Gone to the Dogs is a television miniseries by Central Films for Central Independent Television bought from writer Will Warrior, and was broadcast by ITV between 29 November and 27 December 1991 in the UK. The six episode comedy drama series revolved around the relationship of Jim Morley (Jim Broadbent) and Lauren Patterson (Alison Steadman) in the world of greyhound racing. The series had a notable cast and much of the greyhound racing filming took place at Walthamstow Stadium.
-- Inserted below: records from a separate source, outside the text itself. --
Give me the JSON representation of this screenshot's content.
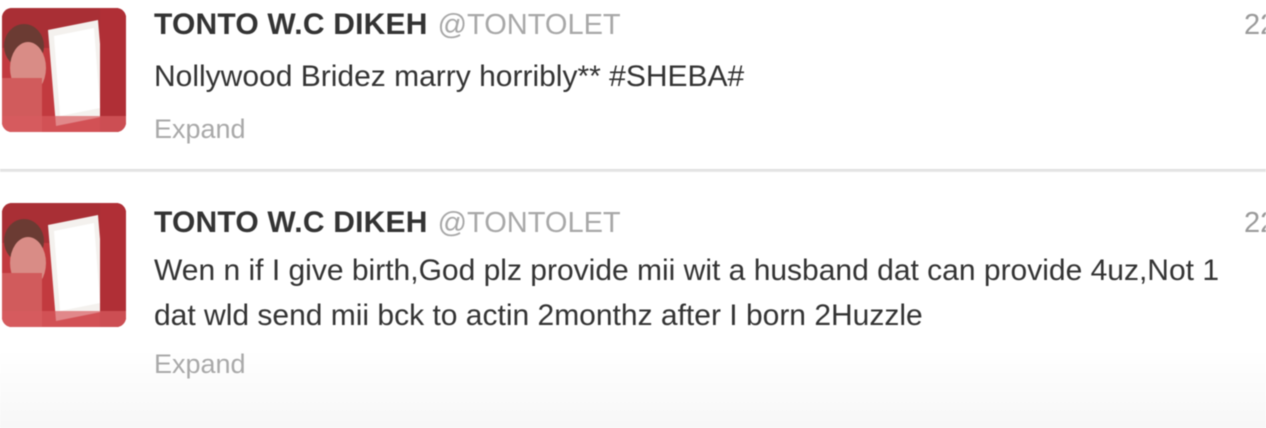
{
  "timeline": {
    "tweets": [
      {
        "fullname": "TONTO W.C DIKEH",
        "username": "@TONTOLET",
        "timestamp": "22",
        "text": "Nollywood Bridez marry horribly** #SHEBA#",
        "expand_label": "Expand",
        "avatar_icon": "profile-photo-icon"
      },
      {
        "fullname": "TONTO W.C DIKEH",
        "username": "@TONTOLET",
        "timestamp": "22",
        "text": "Wen n if I give birth,God plz provide mii wit a husband dat can provide 4uz,Not 1 dat wld send mii bck to actin 2monthz after I born 2Huzzle",
        "expand_label": "Expand",
        "avatar_icon": "profile-photo-icon"
      }
    ]
  },
  "colors": {
    "name_text": "#333333",
    "username_text": "#a8a8a8",
    "expand_link": "#a9a9a9",
    "divider": "#e7e7e7",
    "avatar_accent": "#b8383a"
  }
}
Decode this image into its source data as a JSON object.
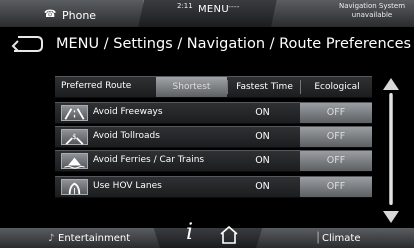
{
  "topbar": {
    "phone_label": "Phone",
    "time": "2:11",
    "menu_label": "MENU",
    "dashes": "----",
    "nav_status_line1": "Navigation System",
    "nav_status_line2": "unavailable"
  },
  "breadcrumb": "MENU / Settings / Navigation / Route Preferences",
  "preferred_route": {
    "label": "Preferred Route",
    "options": [
      "Shortest",
      "Fastest Time",
      "Ecological"
    ],
    "selected": "Shortest"
  },
  "settings": [
    {
      "label": "Avoid Freeways",
      "icon": "freeway-icon",
      "on_label": "ON",
      "off_label": "OFF",
      "value": "OFF"
    },
    {
      "label": "Avoid Tollroads",
      "icon": "tollroad-icon",
      "on_label": "ON",
      "off_label": "OFF",
      "value": "OFF"
    },
    {
      "label": "Avoid Ferries / Car Trains",
      "icon": "ferry-icon",
      "on_label": "ON",
      "off_label": "OFF",
      "value": "OFF"
    },
    {
      "label": "Use HOV Lanes",
      "icon": "hov-lane-icon",
      "on_label": "ON",
      "off_label": "OFF",
      "value": "OFF"
    }
  ],
  "bottombar": {
    "entertainment_label": "Entertainment",
    "info_label": "i",
    "climate_label": "Climate"
  }
}
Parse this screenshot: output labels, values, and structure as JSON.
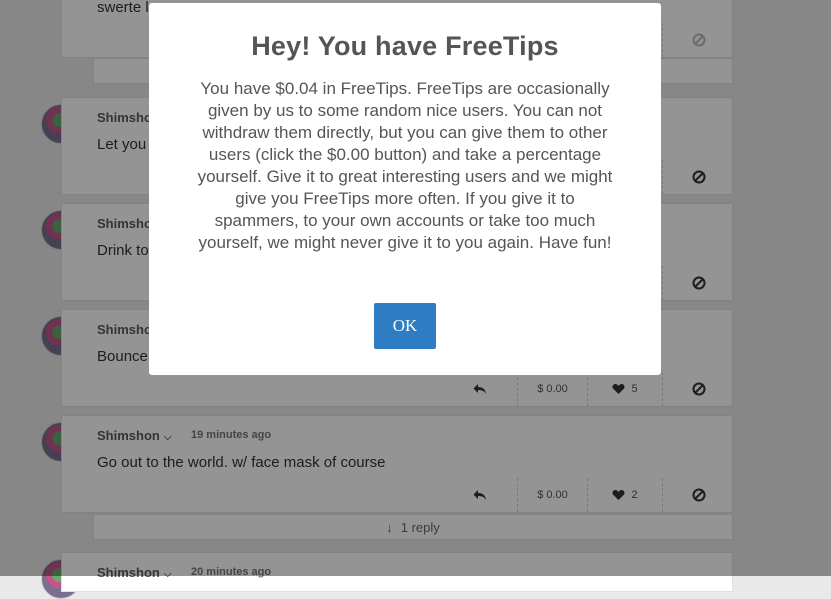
{
  "posts": [
    {
      "username": "",
      "time": "",
      "text": "swerte l",
      "reply_count": ""
    },
    {
      "username": "Shimshon",
      "time": "",
      "text": "Let you",
      "tip": "",
      "likes": ""
    },
    {
      "username": "Shimshon",
      "time": "",
      "text": "Drink to",
      "tip": "",
      "likes": ""
    },
    {
      "username": "Shimshon",
      "time": "",
      "text": "Bounce",
      "tip": "$ 0.00",
      "likes": "5"
    },
    {
      "username": "Shimshon",
      "time": "19 minutes ago",
      "text": "Go out to the world. w/ face mask of course",
      "tip": "$ 0.00",
      "likes": "2"
    },
    {
      "username": "Shimshon",
      "time": "20 minutes ago",
      "text": ""
    }
  ],
  "replies_bar": {
    "label": "1 reply"
  },
  "modal": {
    "title": "Hey! You have FreeTips",
    "body": "You have $0.04 in FreeTips. FreeTips are occasionally given by us to some random nice users. You can not withdraw them directly, but you can give them to other users (click the $0.00 button) and take a percentage yourself. Give it to great interesting users and we might give you FreeTips more often. If you give it to spammers, to your own accounts or take too much yourself, we might never give it to you again. Have fun!",
    "ok_label": "OK"
  },
  "colors": {
    "primary": "#2e7dc4",
    "overlay": "rgba(0,0,0,0.42)"
  },
  "icons": [
    "reply-icon",
    "heart-icon",
    "block-icon",
    "arrow-down-icon",
    "chevron-down-icon"
  ]
}
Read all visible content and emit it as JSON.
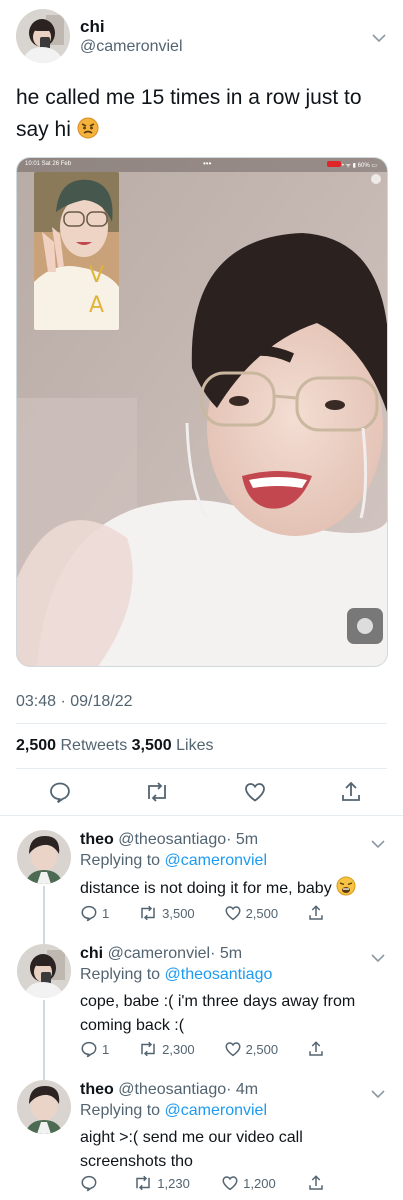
{
  "tweet": {
    "name": "chi",
    "handle": "@cameronviel",
    "text": "he called me 15 times in a row just to say hi",
    "emoji": "angry-face",
    "timestamp": "03:48 · 09/18/22",
    "retweets_count": "2,500",
    "retweets_label": "Retweets",
    "likes_count": "3,500",
    "likes_label": "Likes"
  },
  "media": {
    "status_time": "10:01  Sat 26 Feb",
    "status_dots": "•••",
    "status_battery": "• ᯤ ▮ 60% ▭"
  },
  "replies": [
    {
      "name": "theo",
      "handle": "@theosantiago",
      "time": "· 5m",
      "replying_prefix": "Replying to",
      "replying_to": "@cameronviel",
      "text": "distance is not doing it for me, baby",
      "emoji": "weary-face",
      "reply_count": "1",
      "retweet_count": "3,500",
      "like_count": "2,500"
    },
    {
      "name": "chi",
      "handle": "@cameronviel",
      "time": "· 5m",
      "replying_prefix": "Replying to",
      "replying_to": "@theosantiago",
      "text": "cope, babe :(  i'm three days away from coming back :(",
      "reply_count": "1",
      "retweet_count": "2,300",
      "like_count": "2,500"
    },
    {
      "name": "theo",
      "handle": "@theosantiago",
      "time": "· 4m",
      "replying_prefix": "Replying to",
      "replying_to": "@cameronviel",
      "text": "aight >:( send me our video call screenshots tho",
      "reply_count": "",
      "retweet_count": "1,230",
      "like_count": "1,200"
    }
  ],
  "colors": {
    "accent": "#1d9bf0",
    "muted": "#536471",
    "divider": "#e6ecf0"
  }
}
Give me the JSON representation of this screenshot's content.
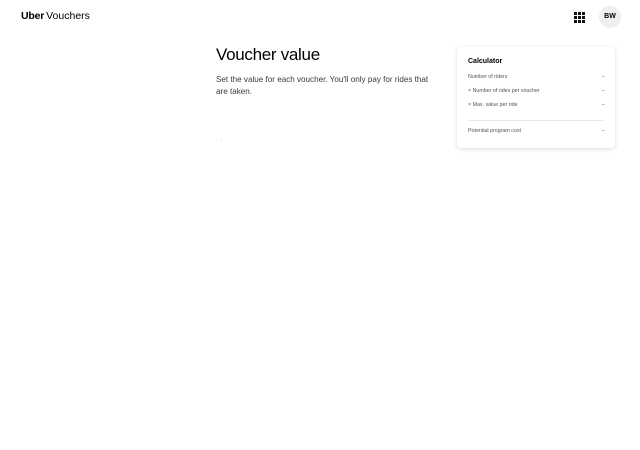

The series was followed by Gone to Seed where several members of the cast from this series also appear, albeit in entirely new roles.

==Cast==
===Main===
- Alison Steadman as Lauren Patterson
- Jim Broadbent as Jim Morley
- Harry Enfield as Little Jim Morley
- Warren Clarke as Larry Patterson

===Recurring===
- Martin Clunes as Pilbeam
- Sheila Hancock as Jean
- Julia St John as Sophie
- Cliff Parisi as Stanley
- Rosemary Martin as Margaret
- Arthur Whybrow as George
- Barbara Keogh as Betty
- Paddy Joyce as Quinn
- Lisa Jacobs as Maid
- Walter Sparrow as Stretch

===Guest===
- Bobby Moore
- Martin Peters
- Geoff Hurst
- Michelle Collins
- Donna Ewin

== Episodes ==

| No. | Title | Original release date |
|---|---|---|
| 1 | "Episode 1" | 29 November 1991 |
| 2 | "Episode 2" | 6 December 1991 |
| 3 | "Episode 3" | 13 December 1991 |
| 4 | "Episode 4" | 20 December 1991 |
| 5 | "Episode 5" | 27 December 1991 |
| 6 | "Episode 6" | 27 December 1991 |

== Home media ==
The complete series was originally released on VHS on 4 November 1991 by the Video Collection and Central Video. It was released on DVD in a three disc boxset along with its follow up series Gone to Seed, by Network on 27 February 2012.